Moscou attend qu'Erevan prenne une décision concernant son adhésion à l'OTSC, a déclaré Vassiliev.
25-06-2026 13:03 Arménie Presse de la diaspora
Sputnik. Le représentant permanent de la Fédération de Russie auprès de l'OTSC avait précédemment déclaré que l'adhésion future de l'Arménie à l'organisation serait discutée en détail par la direction de l'OTSC.
La partie russe s'attend à ce qu'Erevan prenne une décision concernant son adhésion à l'OTSC : soit ils restent dans l'organisation, soit ils préfèrent un autre scénario. C'est ce qu'a déclaré à l'agence de presse RIA Novosti le représentant permanent de la Fédération de Russie auprès de l'OTSC, Viktor Vassiliev.
En réponse à la question de savoir quelles actions la Russie attend de l'Arménie, il a répondu :
«Prendre une décision.

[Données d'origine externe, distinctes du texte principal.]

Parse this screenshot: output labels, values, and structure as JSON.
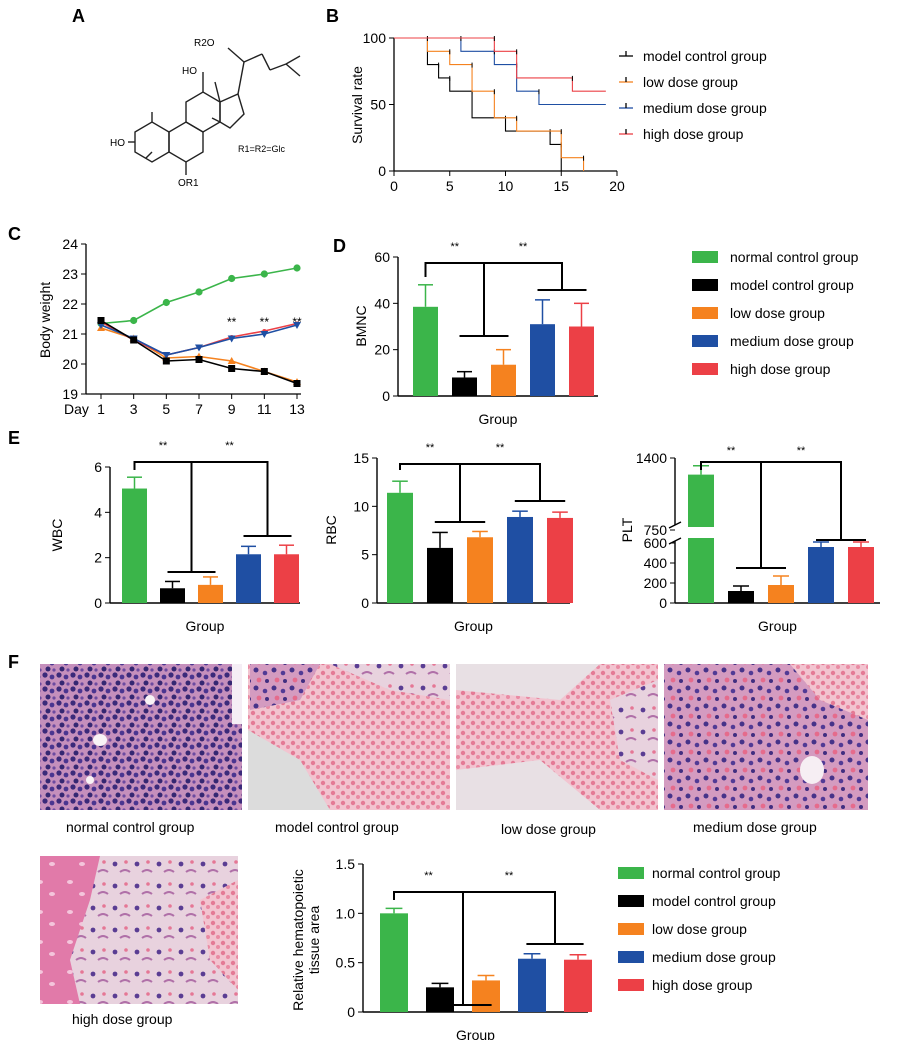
{
  "colors": {
    "normal": "#3bb54a",
    "model": "#000000",
    "low": "#f5821f",
    "medium": "#1f4fa3",
    "high": "#ec4046"
  },
  "panel_labels": {
    "A": "A",
    "B": "B",
    "C": "C",
    "D": "D",
    "E": "E",
    "F": "F"
  },
  "structure": {
    "r2o": "R2O",
    "ho_top": "HO",
    "ho_left": "HO",
    "or1": "OR1",
    "legend": "R1=R2=Glc"
  },
  "histology_captions": [
    "normal control group",
    "model control group",
    "low dose group",
    "medium dose group",
    "high dose group"
  ],
  "sig": "**",
  "chart_data": [
    {
      "id": "B",
      "type": "line",
      "ylabel": "Survival rate",
      "xlim": [
        0,
        20
      ],
      "ylim": [
        0,
        100
      ],
      "xticks": [
        "0",
        "5",
        "10",
        "15",
        "20"
      ],
      "yticks": [
        "0",
        "50",
        "100"
      ],
      "series": [
        {
          "name": "model control group",
          "key": "model",
          "color": "#000000",
          "steps": [
            [
              0,
              100
            ],
            [
              3,
              100
            ],
            [
              3,
              80
            ],
            [
              4,
              80
            ],
            [
              4,
              70
            ],
            [
              5,
              70
            ],
            [
              5,
              60
            ],
            [
              7,
              60
            ],
            [
              7,
              40
            ],
            [
              10,
              40
            ],
            [
              10,
              30
            ],
            [
              14,
              30
            ],
            [
              14,
              20
            ],
            [
              15,
              20
            ],
            [
              15,
              0
            ],
            [
              17,
              0
            ]
          ]
        },
        {
          "name": "low dose group",
          "key": "low",
          "color": "#f5821f",
          "steps": [
            [
              0,
              100
            ],
            [
              3,
              100
            ],
            [
              3,
              90
            ],
            [
              5,
              90
            ],
            [
              5,
              80
            ],
            [
              7,
              80
            ],
            [
              7,
              60
            ],
            [
              9,
              60
            ],
            [
              9,
              40
            ],
            [
              11,
              40
            ],
            [
              11,
              30
            ],
            [
              15,
              30
            ],
            [
              15,
              10
            ],
            [
              17,
              10
            ],
            [
              17,
              0
            ]
          ]
        },
        {
          "name": "medium dose group",
          "key": "medium",
          "color": "#1f4fa3",
          "steps": [
            [
              0,
              100
            ],
            [
              6,
              100
            ],
            [
              6,
              90
            ],
            [
              9,
              90
            ],
            [
              9,
              80
            ],
            [
              11,
              80
            ],
            [
              11,
              60
            ],
            [
              13,
              60
            ],
            [
              13,
              50
            ],
            [
              19,
              50
            ]
          ]
        },
        {
          "name": "high dose group",
          "key": "high",
          "color": "#ec4046",
          "steps": [
            [
              0,
              100
            ],
            [
              9,
              100
            ],
            [
              9,
              90
            ],
            [
              11,
              90
            ],
            [
              11,
              70
            ],
            [
              16,
              70
            ],
            [
              16,
              60
            ],
            [
              19,
              60
            ]
          ]
        }
      ]
    },
    {
      "id": "C",
      "type": "line",
      "ylabel": "Body weight",
      "xlabel": "Day",
      "x": [
        1,
        3,
        5,
        7,
        9,
        11,
        13
      ],
      "ylim": [
        19,
        24
      ],
      "yticks": [
        "19",
        "20",
        "21",
        "22",
        "23",
        "24"
      ],
      "xticks": [
        "1",
        "3",
        "5",
        "7",
        "9",
        "11",
        "13"
      ],
      "series": [
        {
          "name": "normal control group",
          "key": "normal",
          "values": [
            21.35,
            21.45,
            22.05,
            22.4,
            22.85,
            23.0,
            23.2
          ]
        },
        {
          "name": "low dose group",
          "key": "low",
          "values": [
            21.2,
            20.85,
            20.2,
            20.25,
            20.1,
            19.75,
            19.4
          ]
        },
        {
          "name": "high dose group",
          "key": "high",
          "values": [
            21.4,
            20.8,
            20.3,
            20.55,
            20.9,
            21.1,
            21.35
          ]
        },
        {
          "name": "medium dose group",
          "key": "medium",
          "values": [
            21.3,
            20.85,
            20.3,
            20.55,
            20.85,
            21.0,
            21.3
          ]
        },
        {
          "name": "model control group",
          "key": "model",
          "values": [
            21.45,
            20.8,
            20.1,
            20.15,
            19.85,
            19.75,
            19.35
          ]
        }
      ],
      "annotations": [
        {
          "x": 9,
          "text": "**"
        },
        {
          "x": 11,
          "text": "**"
        },
        {
          "x": 13,
          "text": "**"
        }
      ]
    },
    {
      "id": "D",
      "type": "bar",
      "ylabel": "BMNC",
      "xlabel": "Group",
      "ylim": [
        0,
        60
      ],
      "yticks": [
        "0",
        "20",
        "40",
        "60"
      ],
      "categories": [
        "normal control group",
        "model control group",
        "low dose group",
        "medium dose group",
        "high dose group"
      ],
      "keys": [
        "normal",
        "model",
        "low",
        "medium",
        "high"
      ],
      "values": [
        38.5,
        8.0,
        13.5,
        31.0,
        30.0
      ],
      "errors": [
        9.5,
        2.5,
        6.5,
        10.5,
        10.0
      ]
    },
    {
      "id": "E1",
      "type": "bar",
      "ylabel": "WBC",
      "xlabel": "Group",
      "ylim": [
        0,
        6
      ],
      "yticks": [
        "0",
        "2",
        "4",
        "6"
      ],
      "keys": [
        "normal",
        "model",
        "low",
        "medium",
        "high"
      ],
      "values": [
        5.05,
        0.65,
        0.8,
        2.15,
        2.15
      ],
      "errors": [
        0.5,
        0.3,
        0.35,
        0.35,
        0.4
      ]
    },
    {
      "id": "E2",
      "type": "bar",
      "ylabel": "RBC",
      "xlabel": "Group",
      "ylim": [
        0,
        15
      ],
      "yticks": [
        "0",
        "5",
        "10",
        "15"
      ],
      "keys": [
        "normal",
        "model",
        "low",
        "medium",
        "high"
      ],
      "values": [
        11.4,
        5.7,
        6.8,
        8.9,
        8.8
      ],
      "errors": [
        1.2,
        1.6,
        0.6,
        0.6,
        0.6
      ]
    },
    {
      "id": "E3",
      "type": "bar",
      "ylabel": "PLT",
      "xlabel": "Group",
      "yticks": [
        "0",
        "200",
        "400",
        "600",
        "750",
        "1400"
      ],
      "axis_break": [
        650,
        750
      ],
      "keys": [
        "normal",
        "model",
        "low",
        "medium",
        "high"
      ],
      "values": [
        1250,
        120,
        180,
        560,
        560
      ],
      "errors": [
        80,
        50,
        90,
        50,
        50
      ]
    },
    {
      "id": "F",
      "type": "bar",
      "ylabel": "Relative hematopoietic tissue area",
      "xlabel": "Group",
      "ylim": [
        0,
        1.5
      ],
      "yticks": [
        "0",
        "0.5",
        "1.0",
        "1.5"
      ],
      "keys": [
        "normal",
        "model",
        "low",
        "medium",
        "high"
      ],
      "values": [
        1.0,
        0.25,
        0.32,
        0.54,
        0.53
      ],
      "errors": [
        0.05,
        0.04,
        0.05,
        0.05,
        0.05
      ]
    }
  ],
  "legend_dose": [
    "model control group",
    "low dose group",
    "medium dose group",
    "high dose group"
  ],
  "legend_groups": [
    "normal control group",
    "model control group",
    "low dose group",
    "medium dose group",
    "high dose group"
  ]
}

Restent-ils dans l'organisation ou préfèrent-ils un autre scénario ? Ils doivent nous informer à ce sujet».
Le représentant permanent de la Fédération de Russie auprès de l'OTSC avait précédemment déclaré que l'adhésion future de l'Arménie à l'organisation serait discutée en détail par la direction de l'OTSC.
Le 10 juin, le ministre des Affaires étrangères de la Fédération de Russie, Sergueï Lavrov, a déclaré qu'en raison du non-paiement de la cotisation par l'Arménie, l'OTSC examinerait la question de l'application de l'article de la charte de l'organisation qui régit les actions envers les pays membres qui ne remplissent pas leurs obligations.

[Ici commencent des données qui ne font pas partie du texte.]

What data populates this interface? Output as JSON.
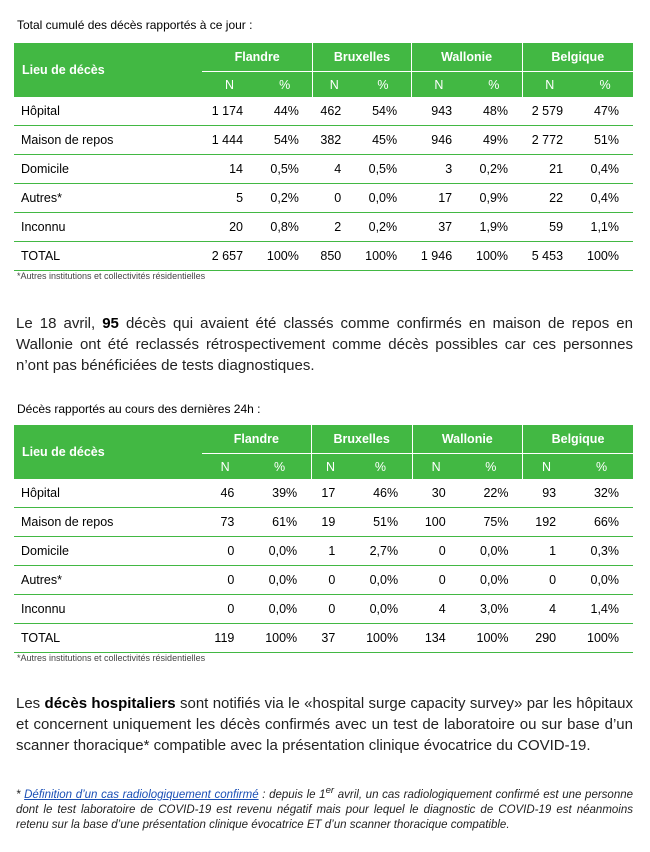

Conformément à l'article 20 de la charte de l'OTSC, si les États membres ne règlent pas leurs dettes budgétaires envers l'organisation dans un délai de deux ans, le Conseil de sécurité collective peut suspendre le droit des citoyens de cet État à être proposés à des postes de quota au sein de l'organisation et leur retirer le droit de vote dans les organes de l'organisation, jusqu'à ce que les dettes soient entièrement réglées.
De plus, l'article 20 de la charte stipule que si un État membre ne respecte pas les dispositions de la charte, les décisions adoptées par le conseil et d'autres organes, le Conseil de sécurité collective peut suspendre la participation de cet État aux activités des organes de l'organisation ou l'en exclure. Les décisions concernant un tel État membre sont prises sans tenir compte de sa voix.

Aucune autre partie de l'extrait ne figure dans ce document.